Over the course of her career, Wong-Staal published more than 400 papers on human retroviruses and AIDS.

==Achievements==
In 1994, Wong-Staal was named as chairman of UCSD's newly created Center for AIDS Research. In that same year, Wong-Staal was elected to the Institute of Medicine of the U.S. National Academies, and to Taiwan's Academia Sinica. In 1995, Wong-Staal was elected to the board of directors of United Biomedical, Inc. (UBI), where she had previously served as a consultant and scientific advisor.

In 2002, Wong-Staal retired from UCSD and accepted the title of professor emerita. She then joined Immusol, a biopharmaceutical company that she co-founded with her second husband, Jeffrey McKelvy, while she was at UCSD, as chief scientific officer. Recognizing the need for improved drugs for hepatitis C (HCV), she transitioned Immusol to an HCV therapeutics focus and renamed it iTherX Pharmaceuticals.

That same year, Discover named Wong-Staal one of the fifty "most extraordinary women scientists". Wong-Staal remained as a research professor of medicine at UCSD until her death on July 8, 2020.

In 2007, The Daily Telegraph heralded Wong-Staal as #32 of the "Top 100 Living Geniuses".

For her contributions to science, the Institute for Scientific Information named Wong-Staal "the top woman scientist of the 1980s". In 2019, she was inducted into the National Women's Hall of Fame.

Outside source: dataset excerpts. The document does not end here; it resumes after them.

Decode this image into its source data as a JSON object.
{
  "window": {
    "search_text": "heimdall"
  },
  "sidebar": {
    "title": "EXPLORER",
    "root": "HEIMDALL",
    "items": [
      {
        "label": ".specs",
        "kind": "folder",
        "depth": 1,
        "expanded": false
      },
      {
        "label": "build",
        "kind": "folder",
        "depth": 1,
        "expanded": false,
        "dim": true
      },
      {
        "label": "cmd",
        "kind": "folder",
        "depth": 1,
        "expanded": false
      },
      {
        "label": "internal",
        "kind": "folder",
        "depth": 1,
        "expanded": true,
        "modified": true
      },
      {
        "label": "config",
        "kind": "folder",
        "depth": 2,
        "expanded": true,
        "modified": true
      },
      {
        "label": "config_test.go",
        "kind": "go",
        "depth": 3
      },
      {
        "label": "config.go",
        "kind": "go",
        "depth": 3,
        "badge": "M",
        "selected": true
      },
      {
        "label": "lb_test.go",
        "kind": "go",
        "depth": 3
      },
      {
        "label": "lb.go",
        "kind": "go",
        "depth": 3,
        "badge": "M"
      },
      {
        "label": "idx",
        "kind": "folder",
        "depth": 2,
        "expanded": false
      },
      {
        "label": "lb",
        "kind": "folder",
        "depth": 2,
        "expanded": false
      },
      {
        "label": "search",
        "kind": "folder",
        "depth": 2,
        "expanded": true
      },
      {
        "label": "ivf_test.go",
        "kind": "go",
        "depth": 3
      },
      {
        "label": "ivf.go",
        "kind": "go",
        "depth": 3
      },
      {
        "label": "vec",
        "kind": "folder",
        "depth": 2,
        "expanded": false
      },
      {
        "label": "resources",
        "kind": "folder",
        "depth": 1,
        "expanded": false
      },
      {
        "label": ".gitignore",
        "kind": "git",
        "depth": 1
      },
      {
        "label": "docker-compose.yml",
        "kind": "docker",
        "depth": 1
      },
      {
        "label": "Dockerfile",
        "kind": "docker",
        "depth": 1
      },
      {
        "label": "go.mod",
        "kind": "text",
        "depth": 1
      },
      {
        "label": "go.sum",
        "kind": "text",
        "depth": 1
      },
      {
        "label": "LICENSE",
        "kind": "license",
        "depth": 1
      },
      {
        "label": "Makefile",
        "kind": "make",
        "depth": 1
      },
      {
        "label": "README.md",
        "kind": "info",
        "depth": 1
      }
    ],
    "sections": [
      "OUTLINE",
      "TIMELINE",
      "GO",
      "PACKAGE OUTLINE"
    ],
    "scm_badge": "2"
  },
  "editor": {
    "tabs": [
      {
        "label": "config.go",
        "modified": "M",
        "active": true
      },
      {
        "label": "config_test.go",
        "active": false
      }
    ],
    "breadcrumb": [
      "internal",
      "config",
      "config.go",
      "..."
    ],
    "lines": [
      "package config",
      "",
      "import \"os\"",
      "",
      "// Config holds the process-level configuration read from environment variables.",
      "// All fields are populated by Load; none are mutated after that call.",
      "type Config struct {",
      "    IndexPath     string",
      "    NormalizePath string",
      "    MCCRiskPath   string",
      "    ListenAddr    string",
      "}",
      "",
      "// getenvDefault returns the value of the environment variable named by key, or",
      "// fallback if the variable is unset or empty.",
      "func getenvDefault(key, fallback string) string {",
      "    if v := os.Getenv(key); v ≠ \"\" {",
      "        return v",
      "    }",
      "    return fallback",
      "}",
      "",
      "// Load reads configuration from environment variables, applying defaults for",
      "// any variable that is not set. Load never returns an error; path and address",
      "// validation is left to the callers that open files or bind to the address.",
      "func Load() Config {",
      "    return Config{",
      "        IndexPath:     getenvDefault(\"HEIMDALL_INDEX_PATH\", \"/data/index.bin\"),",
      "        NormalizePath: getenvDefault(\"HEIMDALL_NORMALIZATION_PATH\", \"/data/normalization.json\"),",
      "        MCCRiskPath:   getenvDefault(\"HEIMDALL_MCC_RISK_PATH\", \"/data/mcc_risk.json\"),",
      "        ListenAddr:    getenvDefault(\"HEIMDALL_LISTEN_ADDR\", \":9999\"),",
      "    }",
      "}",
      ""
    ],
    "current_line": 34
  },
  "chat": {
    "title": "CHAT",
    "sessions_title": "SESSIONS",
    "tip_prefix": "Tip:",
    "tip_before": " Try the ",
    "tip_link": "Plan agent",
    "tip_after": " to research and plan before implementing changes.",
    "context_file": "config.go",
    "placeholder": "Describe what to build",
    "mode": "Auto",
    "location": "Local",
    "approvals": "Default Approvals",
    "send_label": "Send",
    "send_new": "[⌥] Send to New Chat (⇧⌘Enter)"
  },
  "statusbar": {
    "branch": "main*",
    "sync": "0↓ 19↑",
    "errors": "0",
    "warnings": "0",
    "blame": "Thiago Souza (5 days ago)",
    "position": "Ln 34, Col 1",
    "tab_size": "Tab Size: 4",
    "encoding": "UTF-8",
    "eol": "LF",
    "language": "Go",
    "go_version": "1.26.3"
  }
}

Scientist magazine named her one of the "ten superstars of science" in 1990. This was due to her being part of the team that discovered HIV and her effort of successfully cloning the HIV virus which led to its genetic mapping and the ability to screen blood for HIV.

== Legacy ==
Wong-Staal's contributions to the understanding of HIV are considered foundational to modern AIDS treatment. Her cloning of the HIV genome provided the molecular basis for diagnostic blood tests, enabling the screening of donated blood for the virus and preventing transfusion-related infections. Her discovery of micro-variation in HIV directly informed the development of combination antiretroviral therapy- the 'drug cocktail' - that transformed HIV from a near-universal death sentence into a manageable chronic condition.

She published more than 400 papers on human retroviruses and AIDS and held more than four dozen patents related to HIV research, including US Patent No 9,328,391.

Wong-Staal was also recognized as a trailblazer for women in science. She was the most-cited female scientist of the 1980's, with nearly 7,800 citations. Upon her death in July 2020, tributes were published by the NIH, the NCI, UCSD and the Academia Sinica of Taiwan.

==Personal life==
In 1971, while doing her PhD at the UCLA, she married a fellow student, oncologist Stephen P. Staal. The couple had two daughters (Stephanie and Vega Staal), before divorcing around 1990. Wong-Staal later re-married to neurologist Jeffrey McKelvy, with whom she founded Immusol. She had four grandchildren.

Wong-Staal died on July 8, 2020, at the age of 73, at Jacobs Medical Center in La Jolla, due to complications caused by pneumonia.